End-to-end React Testing with Playwright

Intro

Hi 👋 Artem's here.
Today, you and I are going to explore end-to-end tests. You know the type—expensive, slow, and unreliable. Only you won't be writing any of those. Instead, I will teach you how to use Playwright to test your web applications in a meaningful and performant way.

Exercises

This workshop consists of four exercise blocks.

Fundamentals

You will start by installing Playwright and covering the essential configuration options for a great testing experience both locally and on CI. You will get familiar with the test structure, using the page object, and why it gives you element locators instead of direct DOM references. And you will wrap up by writing your own custom fixture for type-safe page navigation in your end-to-end tests.

Authentication

In this one, you will learn the differnce between testing authentication as a feature and testing features that are behind authentication (yes, those require entirely different approaches). You will write tests for the most common authentication methods in web applications:
  • Basic, where you will create a disposable createUser() utility that will create a test user in the database and delete it when the test is done;
  • Two-factor Authentication, where you will create test OTP tokens and store their verification records in the database for your test user;
  • Passkeys, where you will leverage a Chrome Developer Protocol session to create a web autnentication client with the passkey you provide and use it in your test.
After that, you will explore how to create and manage authentication in your test setup using Personas—reproducible snapshots of different authentication states that bridge the DX gap of setStorageState in Playwright.

Guides

Next, you will dive straight into practical tips for writing end-to-end tests: from provisioning mock databases and test data to mocking client-side requests.
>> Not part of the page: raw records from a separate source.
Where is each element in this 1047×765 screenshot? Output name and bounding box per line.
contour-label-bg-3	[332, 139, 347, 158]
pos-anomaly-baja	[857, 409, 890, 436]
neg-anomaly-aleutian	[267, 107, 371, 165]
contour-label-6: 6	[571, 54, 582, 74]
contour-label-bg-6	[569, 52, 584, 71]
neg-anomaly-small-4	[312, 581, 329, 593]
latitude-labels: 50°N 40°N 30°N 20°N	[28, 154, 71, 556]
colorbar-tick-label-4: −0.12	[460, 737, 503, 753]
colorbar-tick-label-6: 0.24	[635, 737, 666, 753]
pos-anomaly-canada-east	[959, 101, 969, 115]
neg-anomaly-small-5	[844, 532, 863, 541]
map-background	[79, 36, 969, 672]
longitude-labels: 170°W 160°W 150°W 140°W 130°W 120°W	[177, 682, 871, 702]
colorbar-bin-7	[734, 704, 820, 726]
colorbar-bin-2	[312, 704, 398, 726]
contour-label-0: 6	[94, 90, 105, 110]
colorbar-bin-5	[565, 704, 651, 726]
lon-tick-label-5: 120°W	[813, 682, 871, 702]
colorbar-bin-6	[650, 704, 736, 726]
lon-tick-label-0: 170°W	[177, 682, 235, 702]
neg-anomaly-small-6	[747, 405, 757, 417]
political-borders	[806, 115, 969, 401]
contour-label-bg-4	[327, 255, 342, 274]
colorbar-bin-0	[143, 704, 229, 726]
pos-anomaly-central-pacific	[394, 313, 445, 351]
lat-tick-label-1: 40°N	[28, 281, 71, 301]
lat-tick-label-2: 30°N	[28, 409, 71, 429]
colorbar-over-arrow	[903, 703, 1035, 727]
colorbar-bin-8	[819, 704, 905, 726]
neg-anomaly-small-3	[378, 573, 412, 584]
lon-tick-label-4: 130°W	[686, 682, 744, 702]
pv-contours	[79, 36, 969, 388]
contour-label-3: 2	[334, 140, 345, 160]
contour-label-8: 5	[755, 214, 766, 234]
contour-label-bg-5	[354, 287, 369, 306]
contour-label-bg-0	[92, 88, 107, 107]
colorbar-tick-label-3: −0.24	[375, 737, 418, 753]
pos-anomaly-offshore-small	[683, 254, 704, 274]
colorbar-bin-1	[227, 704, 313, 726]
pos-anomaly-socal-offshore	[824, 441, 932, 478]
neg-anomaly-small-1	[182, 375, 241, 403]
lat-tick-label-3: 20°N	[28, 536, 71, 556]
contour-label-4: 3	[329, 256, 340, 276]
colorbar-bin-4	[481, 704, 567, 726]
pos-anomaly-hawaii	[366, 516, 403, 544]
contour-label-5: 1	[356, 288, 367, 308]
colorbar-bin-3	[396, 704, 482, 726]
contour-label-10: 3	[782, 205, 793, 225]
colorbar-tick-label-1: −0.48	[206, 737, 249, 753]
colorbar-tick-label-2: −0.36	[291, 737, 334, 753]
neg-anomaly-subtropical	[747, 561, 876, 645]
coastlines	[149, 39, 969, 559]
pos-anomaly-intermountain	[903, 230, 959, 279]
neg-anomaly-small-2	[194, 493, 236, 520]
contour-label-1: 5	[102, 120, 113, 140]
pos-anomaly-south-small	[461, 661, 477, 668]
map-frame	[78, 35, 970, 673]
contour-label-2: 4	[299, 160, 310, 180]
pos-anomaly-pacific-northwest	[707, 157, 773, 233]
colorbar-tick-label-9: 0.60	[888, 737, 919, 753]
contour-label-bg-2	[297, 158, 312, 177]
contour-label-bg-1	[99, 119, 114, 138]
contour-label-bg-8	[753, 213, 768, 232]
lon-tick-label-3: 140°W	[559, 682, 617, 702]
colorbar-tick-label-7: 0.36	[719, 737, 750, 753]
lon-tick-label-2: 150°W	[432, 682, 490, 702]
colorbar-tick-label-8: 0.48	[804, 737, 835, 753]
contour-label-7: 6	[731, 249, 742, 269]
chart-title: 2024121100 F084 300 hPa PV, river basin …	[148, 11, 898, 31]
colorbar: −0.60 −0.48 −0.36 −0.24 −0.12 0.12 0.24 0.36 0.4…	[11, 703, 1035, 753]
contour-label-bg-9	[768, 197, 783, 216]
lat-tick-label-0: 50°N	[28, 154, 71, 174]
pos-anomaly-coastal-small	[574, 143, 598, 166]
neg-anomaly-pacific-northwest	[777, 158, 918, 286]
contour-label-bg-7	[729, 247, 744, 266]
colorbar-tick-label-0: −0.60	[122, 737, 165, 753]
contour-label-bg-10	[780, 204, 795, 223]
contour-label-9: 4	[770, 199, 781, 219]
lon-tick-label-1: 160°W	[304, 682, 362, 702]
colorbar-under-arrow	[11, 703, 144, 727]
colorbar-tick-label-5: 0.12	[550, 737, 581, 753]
As a bonus, I will show you how to write tests by recording your interactions in the browser using Playwright's extension for Visual Studio Code.

Debugging

It's become somewhat of a tradition to include debugging techniques in my workshops, and this one will be no different. In the final section, you will master the UI mode to preview and debug your tests visually and after that, learn how to debug failed CI tests with the Trace Viewer (this is, seriously, such a time-saver).